I created an ASP.NET Web Application - Azure Mobile App project in Visual Studio. I haven't modified anything, so it has the default todo item controller. If I run the program locally and use a REST client to request a GET action from
localhost:port/tables/TodoItem
with the header ZUMO-API-VERSION set at 2.0.0 everything works perfectly. I published the app to Azure and when I try to request a GET action from
MYLINK.azurewebsites.net/tables/TodoItem
with the header ZUMO-API-VERSION set at 2.0.0 I get (after about 1 minute) a "500 Internal Sever Error" with the message "An error has occurred." If I don't add the header I get almost instantly the "400 Bad Request" saying that I have to specify the API version. Am I doing something wrong? What causes this problem and how can I solve it?

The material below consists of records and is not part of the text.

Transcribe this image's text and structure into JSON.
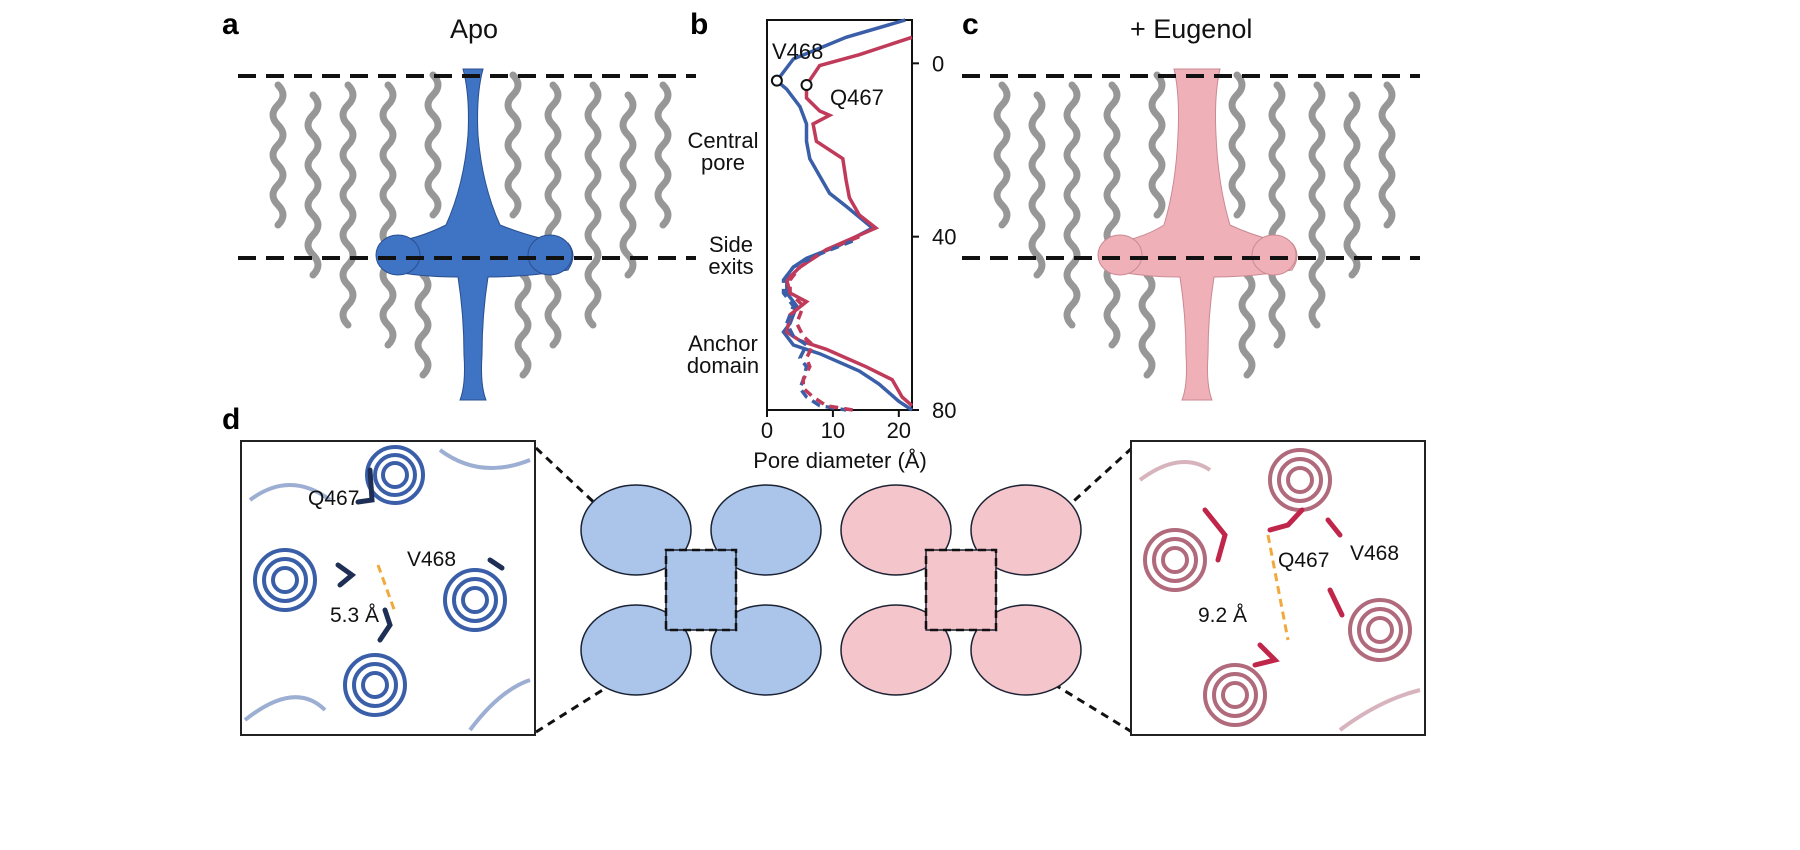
{
  "panels": {
    "a": {
      "letter": "a",
      "title": "Apo"
    },
    "b": {
      "letter": "b",
      "residue_labels": {
        "v468": "V468",
        "q467": "Q467"
      },
      "region_labels": {
        "central": [
          "Central",
          "pore"
        ],
        "side": [
          "Side",
          "exits"
        ],
        "anchor": [
          "Anchor",
          "domain"
        ]
      },
      "xlabel": "Pore diameter (Å)"
    },
    "c": {
      "letter": "c",
      "title": "+ Eugenol"
    },
    "d": {
      "letter": "d",
      "left": {
        "q467": "Q467",
        "v468": "V468",
        "distance": "5.3 Å"
      },
      "right": {
        "q467": "Q467",
        "v468": "V468",
        "distance": "9.2 Å"
      }
    }
  },
  "colors": {
    "apo": "#3a5fa8",
    "eugenol": "#c03a5a",
    "apo_surface": "#3f73c4",
    "eugenol_surface": "#efb0b8",
    "protein": "#8c8c8c",
    "hbond": "#f2a93b"
  },
  "chart_data": {
    "type": "line",
    "xlabel": "Pore diameter (Å)",
    "ylabel": "",
    "xlim": [
      0,
      22
    ],
    "ylim": [
      80,
      -10
    ],
    "xticks": [
      0,
      10,
      20
    ],
    "yticks": [
      0,
      40,
      80
    ],
    "series": [
      {
        "color": "#3a5fa8",
        "style": "solid",
        "points": [
          [
            21,
            -10
          ],
          [
            12,
            -6
          ],
          [
            4,
            -1
          ],
          [
            1.5,
            4
          ],
          [
            3,
            6
          ],
          [
            5,
            10
          ],
          [
            6,
            14
          ],
          [
            6,
            18
          ],
          [
            6.5,
            22
          ],
          [
            8,
            26
          ],
          [
            9.5,
            30
          ],
          [
            12,
            33
          ],
          [
            16,
            38
          ],
          [
            11,
            42
          ],
          [
            6,
            45
          ],
          [
            4,
            47
          ],
          [
            3,
            49
          ],
          [
            3,
            53
          ],
          [
            4.5,
            56
          ],
          [
            3.5,
            60
          ],
          [
            2.5,
            62
          ],
          [
            4,
            65
          ],
          [
            8,
            67
          ],
          [
            11,
            69
          ],
          [
            14,
            71
          ],
          [
            17,
            74
          ],
          [
            20,
            78
          ],
          [
            22,
            80
          ]
        ]
      },
      {
        "color": "#c03a5a",
        "style": "solid",
        "points": [
          [
            22,
            -6
          ],
          [
            14,
            -2
          ],
          [
            8,
            0.5
          ],
          [
            6,
            5
          ],
          [
            6,
            8
          ],
          [
            8,
            11
          ],
          [
            9.5,
            12
          ],
          [
            7,
            14
          ],
          [
            7.5,
            18
          ],
          [
            11.5,
            22
          ],
          [
            12,
            27
          ],
          [
            12.5,
            31
          ],
          [
            14,
            35
          ],
          [
            16.5,
            38
          ],
          [
            9,
            43
          ],
          [
            5,
            47
          ],
          [
            3,
            50
          ],
          [
            3.5,
            53
          ],
          [
            6,
            55
          ],
          [
            3.5,
            58
          ],
          [
            3,
            62
          ],
          [
            5,
            64
          ],
          [
            9,
            66
          ],
          [
            12,
            68
          ],
          [
            15,
            70
          ],
          [
            19,
            73
          ],
          [
            20.5,
            77
          ],
          [
            22,
            79
          ]
        ]
      },
      {
        "color": "#3a5fa8",
        "style": "dashed",
        "points": [
          [
            13,
            41
          ],
          [
            8,
            44
          ],
          [
            4,
            47
          ],
          [
            2.5,
            50
          ],
          [
            2.5,
            53
          ],
          [
            4,
            56
          ],
          [
            3,
            60
          ],
          [
            4,
            63
          ],
          [
            6,
            65
          ],
          [
            5,
            68
          ],
          [
            6,
            70
          ],
          [
            5.5,
            73
          ],
          [
            5,
            75
          ],
          [
            6,
            77
          ],
          [
            8,
            79
          ],
          [
            12,
            80
          ]
        ]
      },
      {
        "color": "#c03a5a",
        "style": "dashed",
        "points": [
          [
            14,
            40
          ],
          [
            9,
            43
          ],
          [
            5,
            47
          ],
          [
            3.5,
            50
          ],
          [
            3.5,
            53
          ],
          [
            5.5,
            56
          ],
          [
            4.5,
            60
          ],
          [
            5.5,
            63
          ],
          [
            7,
            65
          ],
          [
            6,
            68
          ],
          [
            6.5,
            70
          ],
          [
            5.5,
            73
          ],
          [
            5.5,
            75
          ],
          [
            7,
            77
          ],
          [
            9,
            79
          ],
          [
            13,
            80
          ]
        ]
      }
    ],
    "markers": [
      {
        "x": 1.5,
        "y": 4,
        "label": "V468"
      },
      {
        "x": 6,
        "y": 5,
        "label": "Q467"
      }
    ]
  }
}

The error was happening because the default project that Azure creates for the back-end is intended to be used with SQL. You could leverage KUDU or Azure App Service Editor to check your MS_TableConnectionString
connectionstring under your web.config file. The connectionstring would look like this:
<add name="MS_TableConnectionString" connectionString="Server=tcp:{your_dbservername}.database.windows.net,1433;Initial Catalog={your_dbname};Persist Security Info=False;User ID={your_username};Password={your_password};MultipleActiveResultSets=False;Encrypt=True;TrustServerCertificate=False;Connection Timeout=30;" providerName="System.Data.SqlClient"/>
When deploy your mobile app to Azure via Visual Studio, you need to point your connectionstring to your Azure db as follows:
For more details about creating and deploying your mobile app to Azure App Service, you could refer to this document. Also, you could leverage "All Settings > Application settings" under your web app blade to configure your connectionstring, which could override your existing connectionstring in your web.config file at runtime. For more details, you could follow this official tutorial.
After configuring that, you will work well.
Additionally, you could follow Adrian Hall's book here for a better understanding and a quick start with Azure Mobile Apps.